About 35 students from MTSU's College of Media and Entertainment arrived Thursday at the 700-acre farm that Dean Ken Paulson calls "the Bonnaroo campus."
"There's a special vibrancy to teaching professional skills when the classroom is the Bonnaroo festival," Paulson said. "Each year students majoring in photography, journalism, audio engineering and video production have a singular learning experience that they'll never forget."
Students from all three of the college's departments are represented at this year's Bonnaroo. Video and film production and photography majors from the Department of Media Arts and audio production majors from the Department of Recording Industry will be capturing performance of emerging artists on Bonnaroo's Who Stage, while multimedia majors from the School of Journalism and Strategic Media will be covering acts for area media outlets.
MTSU students Andrew Stephens, left, senior, and Austin Forsberg, junior, both video film production majors in the College of Media and Entertainment, prepare a camera Thursday, June 7, for use on the Who Stage at the 2018 Bonnaroo Music and Arts Festival in Manchester, Tenn. (MTSU photo by Andrew Oppmann)
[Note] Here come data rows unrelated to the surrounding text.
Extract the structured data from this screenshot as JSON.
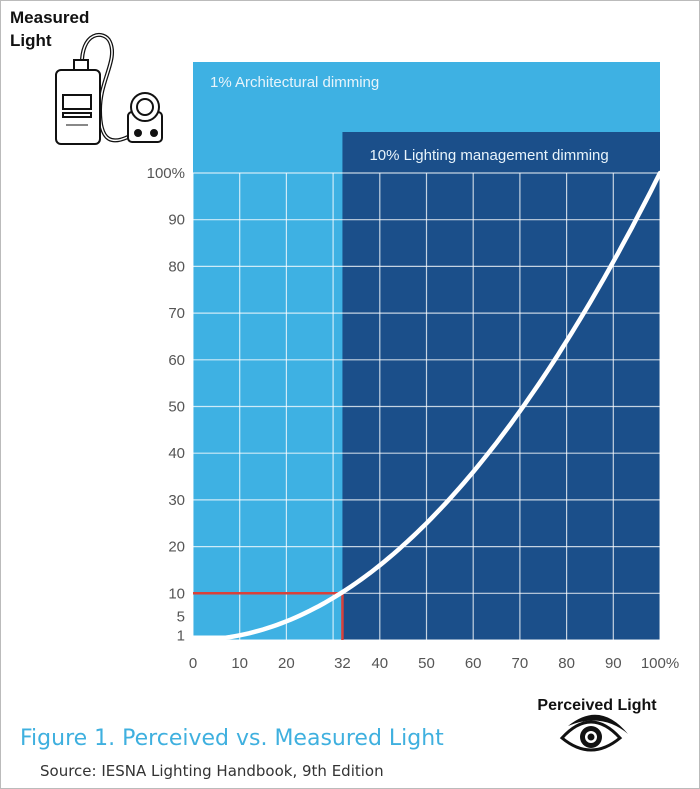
{
  "chart_data": {
    "type": "line",
    "title": "Figure 1. Perceived vs. Measured Light",
    "source": "Source:  IESNA Lighting Handbook, 9th Edition",
    "xlabel": "Perceived Light",
    "ylabel_line1": "Measured",
    "ylabel_line2": "Light",
    "xlim": [
      0,
      100
    ],
    "ylim": [
      0,
      100
    ],
    "x_ticks": [
      0,
      10,
      20,
      32,
      40,
      50,
      60,
      70,
      80,
      90,
      100
    ],
    "x_tick_labels": [
      "0",
      "10",
      "20",
      "32",
      "40",
      "50",
      "60",
      "70",
      "80",
      "90",
      "100%"
    ],
    "y_ticks": [
      1,
      5,
      10,
      20,
      30,
      40,
      50,
      60,
      70,
      80,
      90,
      100
    ],
    "y_tick_labels": [
      "1",
      "5",
      "10",
      "20",
      "30",
      "40",
      "50",
      "60",
      "70",
      "80",
      "90",
      "100%"
    ],
    "grid": true,
    "series": [
      {
        "name": "Measured vs perceived curve",
        "color": "#ffffff",
        "x": [
          0,
          10,
          20,
          32,
          40,
          50,
          60,
          70,
          80,
          90,
          100
        ],
        "y": [
          0.5,
          1,
          4,
          10,
          16,
          25,
          36,
          49,
          64,
          81,
          100
        ]
      }
    ],
    "highlight": {
      "x": 32,
      "y": 10,
      "color": "#d9413a"
    },
    "regions": [
      {
        "label": "1% Architectural dimming",
        "x_from": 0,
        "x_to": 100,
        "color": "#3eb1e3"
      },
      {
        "label": "10% Lighting management dimming",
        "x_from": 32,
        "x_to": 100,
        "color": "#1b4f8a"
      }
    ]
  }
}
"The classroom education is the start," said Journalism Director Greg Pitts, "but Bonnaroo is the hands-on next step for experiential learning, where students interview, write, report and meet newsroom deadlines."
One such student is Megan Cole, a sophomore double majoring in journalism and political science, who joins the team tapped by MTSU's Seigenthaler News Service to file artist interview and music reviews for a media client list that includes USA Today Network-Tennessee.
"I've never been to a festival like this before, so it is really going to be a first experience for me," she said. "And really just getting to cover some of the artists that I listen to personally is something that I am really looking forward to (doing)."
Most of these students at the festival are enrolled in credit-bearing courses based upon their Bonnaroo experiences.
"We have a major commitment to feet-on-the-ground learning through participatory learning experiences at industry events like Bonnaroo and the ACM Awards," said Billy Pittard, chair of the Department of Media Arts. "We do everything we can to give our students the opportunity to be career ready upon graduation with the benefit of a four-year degree to take their careers as far as they want to go."
This is the fourth year the student production team at Bonnaroo is using MTSU's state-of-the-art, $1.7 million Mobile Production Lab, which was moved into place behind the Who Stage on Thursday.
"'Bonnaroo is my classroom' is a line I have used now for four years as I teach students multi-camera live event television production," said Robert Gordon, an assistant professor in Media Arts.
"Eighteen live, unrehearsed concerts in four days teaches students aspects of television production that they will never get from a book or a lecture."